Dès lors que l'autorité administrative doit examiner si elle peut transmettre les informations requises par le juge civil, c'est-à-dire s'il exige une base légale pour fonder cette transmission, le résultat de ce processus doit pouvoir être contrôlé. Il n'est pas déterminant dans ce cadre qu'il s'agisse d'une décision au sens de l'art. 3 LPA-VD ou uniquement d'un acte matériel. Si, certes, le canton de Vaud n'a pas adopté de disposition correspondant à l'art. 25a PA et que selon la jurisprudence fédérale, les cantons sont libres d'avoir une autre conception de la protection juridique contre les actes étatiques ne constituant pas des décisions, l'art. 29a Cst. exige toutefois que la protection juridique soit garantie lorsqu'un acte matériel porte atteinte à des intérêts juridiques individuels dignes de protection (ATF 143 I 336 consid. 4.2). Or, tel est précisément le cas du recourant, qui n'est pas partie au litige civil dans le cadre duquel les pièces ont été requises. Faute d'un tel contrôle par la voie de la procédure administrative le recourant ne dispose d'aucune possibilité de contrôle. Or, la garantie constitutionnelle exige un accès au minimum à un tribunal qui puisse examiner librement les questions de fait et de droit (ATF 137 I 235 consid. 2.5). Elle garantit un accès effectif (ATF 130 I 312 consid. 4.2). La garantie étend le contrôle judiciaire en principe à toutes les contestations juridiques ("cause", "Rechtsstreitigkeit"). Les actes matériels de l’administration sont aussi compris par la garantie dès qu’ils touchent aux intérêts juridiquement protégés des individus (ATF 136 I 323 c. 4.4 ; TF 2C_272/2012 du 9 juin 2012 consid. 4.3). On remarque au surplus que le droit à un recours effectif est également reconnu dans l'Union européenne dont la Cour de justice (grande chambre) a encore récemment jugé (cf. arrêt du 6 octobre 2020 dans les affaires jointes C-245/19 Etat luxembourgeois/B et C-246/19 Etat luxembourgeois / B e.a) qu'il faut permettre aux personnes qui sont détentrices d’informations dont l’administration nationale demande la communication, dans le cadre d’une procédure de coopération entre Etats membres, de former un recours direct contre cette demande.

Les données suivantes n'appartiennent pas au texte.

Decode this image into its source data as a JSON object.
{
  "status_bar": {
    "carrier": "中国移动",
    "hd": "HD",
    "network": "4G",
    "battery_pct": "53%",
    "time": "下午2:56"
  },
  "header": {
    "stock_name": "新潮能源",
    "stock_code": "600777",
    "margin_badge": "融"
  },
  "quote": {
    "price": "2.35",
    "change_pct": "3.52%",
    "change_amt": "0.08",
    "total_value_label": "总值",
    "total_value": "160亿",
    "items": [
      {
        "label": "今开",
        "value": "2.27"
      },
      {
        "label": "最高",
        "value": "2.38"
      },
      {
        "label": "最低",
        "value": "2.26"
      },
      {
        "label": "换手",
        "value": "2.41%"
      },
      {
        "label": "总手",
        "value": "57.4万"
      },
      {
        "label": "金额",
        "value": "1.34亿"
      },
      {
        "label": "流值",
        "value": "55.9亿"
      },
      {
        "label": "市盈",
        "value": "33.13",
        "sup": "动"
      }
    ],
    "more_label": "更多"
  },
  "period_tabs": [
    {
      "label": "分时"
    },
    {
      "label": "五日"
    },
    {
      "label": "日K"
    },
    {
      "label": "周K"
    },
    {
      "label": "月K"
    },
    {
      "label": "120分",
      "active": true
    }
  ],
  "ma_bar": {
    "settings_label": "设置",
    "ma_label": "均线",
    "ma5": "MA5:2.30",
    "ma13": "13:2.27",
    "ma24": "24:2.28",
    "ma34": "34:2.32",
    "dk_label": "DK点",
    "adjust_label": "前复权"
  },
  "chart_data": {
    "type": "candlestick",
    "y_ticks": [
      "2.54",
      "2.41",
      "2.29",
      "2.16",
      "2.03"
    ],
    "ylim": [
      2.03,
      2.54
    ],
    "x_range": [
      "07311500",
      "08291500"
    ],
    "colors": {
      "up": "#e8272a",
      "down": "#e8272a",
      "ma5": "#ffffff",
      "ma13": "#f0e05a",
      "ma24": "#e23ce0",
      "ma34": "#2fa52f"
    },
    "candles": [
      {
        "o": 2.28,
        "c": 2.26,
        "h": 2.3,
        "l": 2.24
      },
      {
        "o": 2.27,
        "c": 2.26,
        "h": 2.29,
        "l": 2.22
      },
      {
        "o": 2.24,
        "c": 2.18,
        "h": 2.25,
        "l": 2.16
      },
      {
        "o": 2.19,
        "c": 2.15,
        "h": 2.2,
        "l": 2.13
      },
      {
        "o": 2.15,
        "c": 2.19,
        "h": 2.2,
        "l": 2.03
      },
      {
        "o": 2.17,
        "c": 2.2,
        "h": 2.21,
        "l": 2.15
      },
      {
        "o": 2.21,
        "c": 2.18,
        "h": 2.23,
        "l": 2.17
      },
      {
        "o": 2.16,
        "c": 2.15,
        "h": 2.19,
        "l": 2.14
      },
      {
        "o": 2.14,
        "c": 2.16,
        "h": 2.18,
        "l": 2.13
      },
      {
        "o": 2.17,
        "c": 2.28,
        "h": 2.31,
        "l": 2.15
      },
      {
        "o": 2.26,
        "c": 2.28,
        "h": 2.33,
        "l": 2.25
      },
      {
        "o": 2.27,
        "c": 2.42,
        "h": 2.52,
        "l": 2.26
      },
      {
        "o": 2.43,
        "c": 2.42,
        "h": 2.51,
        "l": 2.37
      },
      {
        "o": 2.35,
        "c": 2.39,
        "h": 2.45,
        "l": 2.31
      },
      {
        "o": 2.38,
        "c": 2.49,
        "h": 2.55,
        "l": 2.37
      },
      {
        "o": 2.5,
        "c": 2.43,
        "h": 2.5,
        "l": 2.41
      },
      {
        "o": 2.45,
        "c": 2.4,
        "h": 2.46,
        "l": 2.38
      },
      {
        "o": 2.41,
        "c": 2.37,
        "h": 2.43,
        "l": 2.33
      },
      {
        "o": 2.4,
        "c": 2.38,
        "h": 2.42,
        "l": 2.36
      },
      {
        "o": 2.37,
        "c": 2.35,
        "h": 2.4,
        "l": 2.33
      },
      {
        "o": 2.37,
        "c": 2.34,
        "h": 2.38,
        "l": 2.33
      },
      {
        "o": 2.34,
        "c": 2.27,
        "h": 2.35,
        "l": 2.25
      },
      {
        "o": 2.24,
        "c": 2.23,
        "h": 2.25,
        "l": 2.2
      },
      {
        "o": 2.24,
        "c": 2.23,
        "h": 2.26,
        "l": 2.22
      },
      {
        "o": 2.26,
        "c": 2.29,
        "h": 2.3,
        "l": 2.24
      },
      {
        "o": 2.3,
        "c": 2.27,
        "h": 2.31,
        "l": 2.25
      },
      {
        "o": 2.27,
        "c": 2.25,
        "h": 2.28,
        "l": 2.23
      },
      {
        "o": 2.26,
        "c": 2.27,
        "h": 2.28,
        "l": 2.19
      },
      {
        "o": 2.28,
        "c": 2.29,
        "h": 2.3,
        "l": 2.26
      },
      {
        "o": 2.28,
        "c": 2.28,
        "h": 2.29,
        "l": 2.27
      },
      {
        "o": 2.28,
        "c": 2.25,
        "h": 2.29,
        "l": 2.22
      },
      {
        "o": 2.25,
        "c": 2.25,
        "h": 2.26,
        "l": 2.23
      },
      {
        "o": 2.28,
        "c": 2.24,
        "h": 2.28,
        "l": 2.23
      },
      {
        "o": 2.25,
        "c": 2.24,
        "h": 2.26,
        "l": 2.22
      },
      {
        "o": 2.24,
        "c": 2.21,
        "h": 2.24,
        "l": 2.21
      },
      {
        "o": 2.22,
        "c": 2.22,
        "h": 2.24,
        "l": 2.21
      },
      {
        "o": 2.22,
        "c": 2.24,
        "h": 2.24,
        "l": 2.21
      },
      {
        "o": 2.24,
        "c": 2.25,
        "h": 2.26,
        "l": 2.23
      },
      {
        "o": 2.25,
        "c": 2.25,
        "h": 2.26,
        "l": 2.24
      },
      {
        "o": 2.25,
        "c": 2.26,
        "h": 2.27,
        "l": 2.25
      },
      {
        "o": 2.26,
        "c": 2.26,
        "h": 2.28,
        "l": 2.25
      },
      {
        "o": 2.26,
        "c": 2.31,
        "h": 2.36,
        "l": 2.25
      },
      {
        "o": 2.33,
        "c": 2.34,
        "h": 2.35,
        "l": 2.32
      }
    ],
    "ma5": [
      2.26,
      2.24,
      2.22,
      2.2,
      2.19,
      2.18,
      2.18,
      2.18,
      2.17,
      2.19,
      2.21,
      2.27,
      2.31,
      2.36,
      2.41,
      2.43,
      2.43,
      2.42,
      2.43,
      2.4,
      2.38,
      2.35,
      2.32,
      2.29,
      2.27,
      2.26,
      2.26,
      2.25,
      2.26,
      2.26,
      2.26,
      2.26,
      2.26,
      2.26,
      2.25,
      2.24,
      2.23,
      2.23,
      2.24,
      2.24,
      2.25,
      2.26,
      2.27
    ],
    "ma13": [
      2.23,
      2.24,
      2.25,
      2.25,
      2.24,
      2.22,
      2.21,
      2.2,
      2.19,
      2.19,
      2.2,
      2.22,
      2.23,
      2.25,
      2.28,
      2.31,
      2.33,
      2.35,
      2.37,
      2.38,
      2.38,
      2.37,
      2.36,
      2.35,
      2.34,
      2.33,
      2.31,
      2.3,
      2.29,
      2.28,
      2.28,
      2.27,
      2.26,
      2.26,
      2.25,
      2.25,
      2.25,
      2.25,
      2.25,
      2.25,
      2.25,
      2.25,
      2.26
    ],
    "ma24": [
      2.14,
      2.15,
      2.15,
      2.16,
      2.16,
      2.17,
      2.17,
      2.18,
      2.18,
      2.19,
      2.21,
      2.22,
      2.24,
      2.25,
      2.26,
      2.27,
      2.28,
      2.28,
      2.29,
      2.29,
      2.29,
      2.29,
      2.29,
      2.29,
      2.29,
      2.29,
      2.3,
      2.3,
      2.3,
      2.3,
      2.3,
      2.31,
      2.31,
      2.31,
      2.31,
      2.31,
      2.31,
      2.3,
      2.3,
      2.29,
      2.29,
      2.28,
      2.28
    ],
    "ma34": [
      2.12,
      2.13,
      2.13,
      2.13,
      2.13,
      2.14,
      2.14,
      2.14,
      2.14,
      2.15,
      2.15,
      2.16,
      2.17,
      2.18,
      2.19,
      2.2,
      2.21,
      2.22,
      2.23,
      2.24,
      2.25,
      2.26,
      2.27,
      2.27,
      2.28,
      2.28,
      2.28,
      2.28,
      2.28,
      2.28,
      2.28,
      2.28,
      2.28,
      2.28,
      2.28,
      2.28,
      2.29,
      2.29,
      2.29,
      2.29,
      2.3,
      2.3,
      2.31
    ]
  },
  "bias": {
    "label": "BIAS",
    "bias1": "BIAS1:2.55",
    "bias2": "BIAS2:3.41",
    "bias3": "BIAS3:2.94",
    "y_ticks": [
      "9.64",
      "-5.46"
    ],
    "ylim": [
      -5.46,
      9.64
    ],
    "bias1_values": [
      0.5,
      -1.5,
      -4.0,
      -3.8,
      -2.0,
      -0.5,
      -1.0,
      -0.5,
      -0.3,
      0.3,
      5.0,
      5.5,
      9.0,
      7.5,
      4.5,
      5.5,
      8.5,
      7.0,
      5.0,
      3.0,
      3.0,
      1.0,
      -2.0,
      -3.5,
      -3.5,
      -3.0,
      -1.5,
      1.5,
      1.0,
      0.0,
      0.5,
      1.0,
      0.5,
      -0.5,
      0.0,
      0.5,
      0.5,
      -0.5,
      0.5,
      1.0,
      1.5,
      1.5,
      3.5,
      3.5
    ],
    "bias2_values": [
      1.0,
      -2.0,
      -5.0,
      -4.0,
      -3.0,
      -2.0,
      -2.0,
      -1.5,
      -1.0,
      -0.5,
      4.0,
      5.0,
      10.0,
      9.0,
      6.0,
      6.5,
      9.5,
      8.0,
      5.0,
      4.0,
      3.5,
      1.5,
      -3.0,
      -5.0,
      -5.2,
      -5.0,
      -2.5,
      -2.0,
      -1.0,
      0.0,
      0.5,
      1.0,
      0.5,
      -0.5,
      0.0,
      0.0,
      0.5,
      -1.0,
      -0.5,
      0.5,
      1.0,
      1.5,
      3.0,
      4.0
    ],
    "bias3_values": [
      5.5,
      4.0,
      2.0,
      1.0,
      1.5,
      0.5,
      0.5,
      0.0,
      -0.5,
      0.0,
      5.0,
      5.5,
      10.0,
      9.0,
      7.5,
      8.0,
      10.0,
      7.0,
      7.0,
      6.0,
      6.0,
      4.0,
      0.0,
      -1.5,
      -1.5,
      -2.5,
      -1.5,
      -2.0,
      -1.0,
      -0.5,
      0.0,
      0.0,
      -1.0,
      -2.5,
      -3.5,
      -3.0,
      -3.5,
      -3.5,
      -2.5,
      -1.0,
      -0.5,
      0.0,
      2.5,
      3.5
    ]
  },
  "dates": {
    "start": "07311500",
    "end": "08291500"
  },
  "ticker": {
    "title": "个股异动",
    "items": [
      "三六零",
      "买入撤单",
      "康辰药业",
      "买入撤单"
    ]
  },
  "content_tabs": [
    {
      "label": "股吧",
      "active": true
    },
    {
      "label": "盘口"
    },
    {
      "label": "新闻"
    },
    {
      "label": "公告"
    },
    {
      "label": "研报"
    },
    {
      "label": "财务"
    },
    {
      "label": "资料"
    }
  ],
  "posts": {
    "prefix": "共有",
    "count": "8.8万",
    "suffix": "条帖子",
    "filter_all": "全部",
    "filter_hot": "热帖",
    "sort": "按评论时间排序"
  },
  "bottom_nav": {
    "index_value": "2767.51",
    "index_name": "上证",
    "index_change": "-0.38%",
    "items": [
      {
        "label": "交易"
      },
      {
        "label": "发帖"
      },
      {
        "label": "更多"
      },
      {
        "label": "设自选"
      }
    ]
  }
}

Le contrôle qu'effectue le juge civil n'est pas suffisant pour respecter cette garantie et ne saurait remplacer le contrôle de la légalité de l'acte de transmission des documents couverts par la LPrD et le secret de fonction. Cette question doit pouvoir faire l'objet d'un contentieux administratif auquel le maître du secret, ici le recourant, est partie. L'autorité administrative doit en effet contrôler la requête qui lui est soumise et examiner si une base légale lui permet de transmettre ces informations, en tenant compte en particulier de la levée du secret de fonction (cf. art. 18 al. 1 et 19 al. 4 LInfo) qu'une telle transmission peut impliquer, respectivement de savoir si les conditions auxquelles des données personnelles peuvent être communiquées sont remplies. Or, comme on l'a vu, le CPC n'impose pas une obligation inconditionnelle de collaborer à l’établissement des faits puisqu'il permet aux tiers de refuser leur collaboration à certaines conditions. Ainsi, la levée du secret de fonction – tout comme la levée du secret professionnel (voir à cet égard ATF 142 II 256, traduit in JdT 2017 I 135; GE.2019.0189 du 27 avril 2020) – qu'implique la transmission des informations requises constitue un acte justiciable qui doit pouvoir être contesté par un recours, tant de la part du tiers dont les intérêts privés sont potentiellement lésés que de la part de la partie au procès qui a un intérêt à la production des documents.